In short, my $18-plus-cost-of-replacement-filters Brita water system may not live up to the hype. That’s not to say that there aren’t good reasons to buy one, though. If the taste of chlorine haunts you, filters might help out. If you want to soften your water, or you know that your local water authority is flagrantly flouting federal standards, some filters could be useful. (Just be sure to use filtered water when you make pasta, rice, soup, oatmeal, tea, coffee, ramen, and ice, as well as when you drink the water straight).
For most consumers, though, what’s at issue probably isn’t a matter of taste or toxins. Instead, it’s a question of two competing notions of safety.
Under the first notion, safety means eliminating risk. As this way of thinking goes, even if your odds of dying from tap water are extremely, extremely low (and they are), if there’s any way to reduce those odds even further, you’d be a fool not to try it. After all, the more you filter out, the safer you’ll get.
The second notion suggests that, because fully eliminating risk is impossible, and because gauging risk is so difficult, safety is really a matter of managing risk to a reasonable degree, not trying to eliminate them altogether. “Safe and risk-free are different things,” said James Salzman, a Duke University law professor and the author of Drinking Water: A History. By Salzman’s reckoning, drinking water is safe—it almost certainly won’t hurt you—but it’s not entirely risk-free.
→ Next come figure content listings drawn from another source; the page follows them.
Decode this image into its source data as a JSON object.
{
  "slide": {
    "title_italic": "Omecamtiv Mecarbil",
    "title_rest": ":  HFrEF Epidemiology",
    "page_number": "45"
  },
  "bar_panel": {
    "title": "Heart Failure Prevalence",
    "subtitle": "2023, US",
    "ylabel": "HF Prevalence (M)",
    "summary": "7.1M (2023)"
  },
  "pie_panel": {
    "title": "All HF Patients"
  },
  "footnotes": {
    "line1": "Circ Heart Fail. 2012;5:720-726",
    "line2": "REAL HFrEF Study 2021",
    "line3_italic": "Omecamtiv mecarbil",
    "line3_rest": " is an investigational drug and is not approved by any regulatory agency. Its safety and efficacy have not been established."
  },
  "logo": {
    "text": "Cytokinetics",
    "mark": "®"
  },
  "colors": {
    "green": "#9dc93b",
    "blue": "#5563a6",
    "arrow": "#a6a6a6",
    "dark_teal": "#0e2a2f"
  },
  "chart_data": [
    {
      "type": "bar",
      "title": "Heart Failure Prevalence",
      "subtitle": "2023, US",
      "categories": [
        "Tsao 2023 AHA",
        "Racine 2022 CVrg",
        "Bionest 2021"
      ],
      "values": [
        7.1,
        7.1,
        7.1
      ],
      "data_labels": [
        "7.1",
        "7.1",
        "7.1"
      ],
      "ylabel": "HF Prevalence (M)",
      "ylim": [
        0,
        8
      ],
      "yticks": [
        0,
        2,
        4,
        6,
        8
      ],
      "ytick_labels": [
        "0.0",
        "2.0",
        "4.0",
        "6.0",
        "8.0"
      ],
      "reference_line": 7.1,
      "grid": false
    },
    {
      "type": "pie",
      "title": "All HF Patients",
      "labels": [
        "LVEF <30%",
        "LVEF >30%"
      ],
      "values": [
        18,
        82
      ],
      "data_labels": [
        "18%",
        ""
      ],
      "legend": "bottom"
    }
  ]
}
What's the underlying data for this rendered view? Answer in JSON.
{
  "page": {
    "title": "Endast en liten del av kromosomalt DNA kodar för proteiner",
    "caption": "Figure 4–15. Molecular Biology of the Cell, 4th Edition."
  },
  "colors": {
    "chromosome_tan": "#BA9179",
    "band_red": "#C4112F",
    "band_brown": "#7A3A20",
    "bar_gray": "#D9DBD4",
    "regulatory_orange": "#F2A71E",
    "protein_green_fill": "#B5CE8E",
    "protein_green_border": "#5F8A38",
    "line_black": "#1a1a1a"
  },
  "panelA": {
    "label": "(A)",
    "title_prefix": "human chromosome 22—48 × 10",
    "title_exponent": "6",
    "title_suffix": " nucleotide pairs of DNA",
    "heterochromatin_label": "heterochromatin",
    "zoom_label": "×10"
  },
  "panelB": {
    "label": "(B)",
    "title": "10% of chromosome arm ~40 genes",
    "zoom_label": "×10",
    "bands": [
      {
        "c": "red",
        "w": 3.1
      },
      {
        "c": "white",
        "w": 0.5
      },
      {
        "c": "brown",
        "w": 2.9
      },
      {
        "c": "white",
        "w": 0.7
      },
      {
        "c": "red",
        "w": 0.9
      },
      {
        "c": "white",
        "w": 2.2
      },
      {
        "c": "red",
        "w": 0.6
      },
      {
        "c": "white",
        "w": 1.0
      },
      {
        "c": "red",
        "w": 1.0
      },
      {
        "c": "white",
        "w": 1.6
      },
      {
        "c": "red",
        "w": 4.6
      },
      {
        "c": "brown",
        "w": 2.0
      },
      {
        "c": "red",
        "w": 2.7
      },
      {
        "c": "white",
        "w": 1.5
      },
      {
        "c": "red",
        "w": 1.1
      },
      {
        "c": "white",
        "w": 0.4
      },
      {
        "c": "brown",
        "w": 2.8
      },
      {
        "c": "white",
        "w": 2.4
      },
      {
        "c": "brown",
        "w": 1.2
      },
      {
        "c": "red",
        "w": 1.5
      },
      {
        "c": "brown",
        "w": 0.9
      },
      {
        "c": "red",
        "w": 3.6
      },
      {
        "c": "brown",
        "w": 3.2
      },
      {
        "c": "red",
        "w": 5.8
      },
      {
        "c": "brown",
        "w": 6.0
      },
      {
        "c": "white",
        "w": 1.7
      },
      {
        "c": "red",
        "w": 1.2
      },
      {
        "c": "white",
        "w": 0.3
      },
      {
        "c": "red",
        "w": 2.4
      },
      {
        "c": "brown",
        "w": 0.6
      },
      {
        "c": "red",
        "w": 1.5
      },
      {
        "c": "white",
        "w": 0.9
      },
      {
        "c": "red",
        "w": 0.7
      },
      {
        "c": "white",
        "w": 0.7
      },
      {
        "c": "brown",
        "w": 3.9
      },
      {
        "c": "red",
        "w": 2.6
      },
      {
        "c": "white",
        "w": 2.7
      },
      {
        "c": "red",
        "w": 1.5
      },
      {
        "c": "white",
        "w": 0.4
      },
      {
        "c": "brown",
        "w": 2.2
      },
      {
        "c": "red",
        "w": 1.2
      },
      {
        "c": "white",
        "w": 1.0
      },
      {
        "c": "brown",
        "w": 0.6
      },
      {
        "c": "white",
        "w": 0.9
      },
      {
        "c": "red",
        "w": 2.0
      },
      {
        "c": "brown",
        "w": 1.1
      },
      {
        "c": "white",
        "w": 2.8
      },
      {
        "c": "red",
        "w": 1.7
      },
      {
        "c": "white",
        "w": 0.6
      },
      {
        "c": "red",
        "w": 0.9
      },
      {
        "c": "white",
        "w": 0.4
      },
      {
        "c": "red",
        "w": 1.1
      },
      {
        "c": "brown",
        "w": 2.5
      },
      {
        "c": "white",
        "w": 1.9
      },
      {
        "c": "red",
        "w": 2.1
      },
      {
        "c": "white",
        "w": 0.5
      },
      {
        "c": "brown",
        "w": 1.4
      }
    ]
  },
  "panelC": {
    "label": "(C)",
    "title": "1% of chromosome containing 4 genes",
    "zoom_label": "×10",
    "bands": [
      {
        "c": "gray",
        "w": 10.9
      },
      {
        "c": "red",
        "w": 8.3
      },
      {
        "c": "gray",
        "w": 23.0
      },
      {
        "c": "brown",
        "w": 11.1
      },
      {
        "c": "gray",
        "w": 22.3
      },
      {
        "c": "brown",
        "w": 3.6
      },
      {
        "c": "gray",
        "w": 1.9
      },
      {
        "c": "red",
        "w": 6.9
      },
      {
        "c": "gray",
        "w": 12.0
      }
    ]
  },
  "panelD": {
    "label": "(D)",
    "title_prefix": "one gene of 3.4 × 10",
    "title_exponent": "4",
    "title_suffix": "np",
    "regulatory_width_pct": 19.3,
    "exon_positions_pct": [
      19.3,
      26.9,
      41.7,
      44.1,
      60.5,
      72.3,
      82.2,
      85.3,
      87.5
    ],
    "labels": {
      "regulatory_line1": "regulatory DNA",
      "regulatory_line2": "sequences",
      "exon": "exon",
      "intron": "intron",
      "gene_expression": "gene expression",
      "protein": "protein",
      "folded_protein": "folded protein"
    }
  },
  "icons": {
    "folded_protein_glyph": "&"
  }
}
But is it really worth eliminating that final shred of danger? This is a distinctly modern, First World question. Speaking generally, Salzman explained that a truly risk-free system just isn’t worth the effort. “It just takes so many resources, so you don’t have anything left for anything else,” he said. After all, there are much larger risks in this world than traces of copper in your water.
That first notion of safety, though, has its adherents. And they’re easy targets for marketers. Brita’s marketing takes on a municipal water system that is, by world standards, remarkably safe, and suggests that it could be even safer. Similarly, organic and natural foods can draw on that inchoate sense of threat, drawing on our desire to eliminate risk whenever possible, and whatever the cost. Simply put, safety is good business. From a strict cost-benefit analysis, Brita may not be a great deal for most of its customers. But it certainly has something to sell: a sense of security and a particular vision of purity. And for many people, maybe, that’s worth the cash.
When I was growing up, my family used a Brita pitcher. I recently asked my mother why they had bothered to buy one, because I’ve never heard either of my parents express concerns about tap water’s taste or safety. Also, we always forgot to change the filter, so it wasn’t doing anything half the time, anyway.
Basically, my mother said with a touch of embarrassment, everyone else seemed to have a filter, so they bought one, too. My mother described first seeing a Brita pitcher in a friend’s kitchen in Portland, Oregon. “It made me more interested in water,” she explained. Sitting in that plastic pitcher, she said, the water seemed to sparkle.